フィヨン氏は俄然張り切った感じになり、俺と握手を交わすと戸口まで送ってくれた。

++++++++++

パジェス先生の屋敷に戻ると、ちょうど庭でシンシアとマリタンが『銀ジョッキ改四号』の動作テストをやっているところだった。
一瞬ドキッとしたけど、ちゃんと周辺まで全部を不可視結界でくるんでいる。
まあ、シンシアがそういうミスをやる訳無いな。

「ただいまシンシア、マリタン。新しい銀ジョッキの調子はどうだ?」

「お帰りなさい御兄様。これなら狭いところの調査もいけると思いますよ! あ、先生とオレリアさんには庭で液体金属の実験をするから不可視にしてあると伝えていますから大丈夫です」
「うん。ありがとう」
「御兄様の方は如何でしたか?」
「有益な話は聞けたけど答えには辿り着かなかったって感じだな。ただ、今日会った刀匠の人に、また別の専門家を紹介して貰えることになったよ」

「そうですか。次こそ坑道の秘密が分かるといいですね!」

「ああ。ところで銀ジョッキの目玉の小型化というか軽量化というか、それは上手く行ったんだな?」
「ええ。マリタンさんの開発した液体金属の魔力伝導性が予想以上に良かったのが幸いしました。先端部は本当に集光の役目だけに絞り込めましたから」
「そうなのか。狭いところでも自由に入り込めるなら、かなり活躍の機会が増えるよな?」
「ええ。こんな感じです!」

シンシアがそう言って指差した操作台の画面には、俺の後頭部が映っていた。
思わず振り返ると、ひょろひょろと伸びてきている液体金属の枝の先端にガラスの玉が光っている。
まるで『目が合った』ような感覚・・・

「いつの間に!」

「御兄様、この液体金属の『銀の枝』の良いところは、上下左右に振って動かすだけじゃ無くて、伸び縮みが自在ってところなんですよね。
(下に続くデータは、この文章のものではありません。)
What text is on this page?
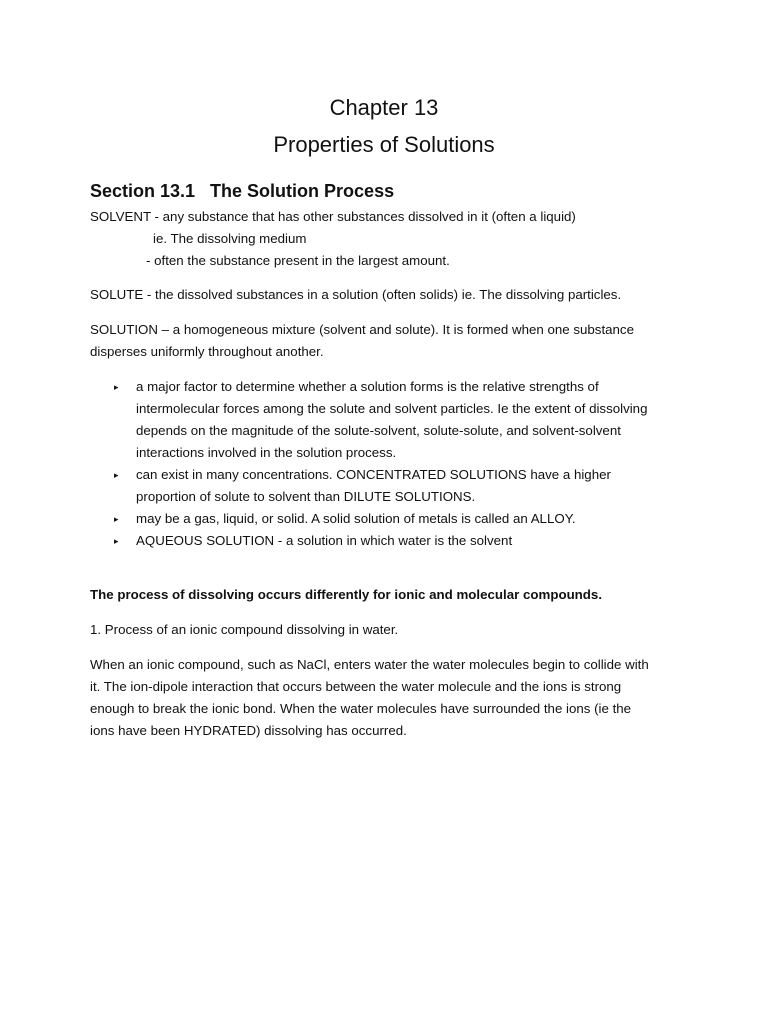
Chapter 13
Properties of Solutions
Section 13.1   The Solution Process

SOLVENT - any substance that has other substances dissolved in it (often a liquid)
ie. The dissolving medium
- often the substance present in the largest amount.

SOLUTE - the dissolved substances in a solution (often solids) ie. The dissolving particles.

SOLUTION – a homogeneous mixture (solvent and solute). It is formed when one substance
disperses uniformly throughout another.

▸ a major factor to determine whether a solution forms is the relative strengths of
intermolecular forces among the solute and solvent particles. Ie the extent of dissolving
depends on the magnitude of the solute-solvent, solute-solute, and solvent-solvent
interactions involved in the solution process.
▸ can exist in many concentrations. CONCENTRATED SOLUTIONS have a higher
proportion of solute to solvent than DILUTE SOLUTIONS.
▸ may be a gas, liquid, or solid. A solid solution of metals is called an ALLOY.
▸ AQUEOUS SOLUTION - a solution in which water is the solvent

The process of dissolving occurs differently for ionic and molecular compounds.

1. Process of an ionic compound dissolving in water.

When an ionic compound, such as NaCl, enters water the water molecules begin to collide with
it. The ion-dipole interaction that occurs between the water molecule and the ions is strong
enough to break the ionic bond. When the water molecules have surrounded the ions (ie the
ions have been HYDRATED) dissolving has occurred.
だから例えば狭いところに侵入させる場合でも、擦ったり引き摺ったりして物音を立てる危険性が少ないんです」
「なるほどなあ...」
「姿が見えなくても実体はある訳ですから、物音で不審に思われる可能性はあります。この『銀の枝』はホントに狭い場所でもスルスルと伸ばしていけますから、かなり安全です!」

そう言えばヴィオデボラで獣人族の船員達に警告を送るために、銀ジョッキを天井にぶつけることで『信号音』を出したよなあ。
あれは意図的に音を出したけど、姿は見えずとも音がするってのは、確かにかなり不気味だ。

それに周囲の環境を乱す『ノイズ』しか感じ取れない場合は、人は視覚よりも聴覚に敏感だって話も聞いたことがあるし、音が出る可能性を抑えるのは大事だろう。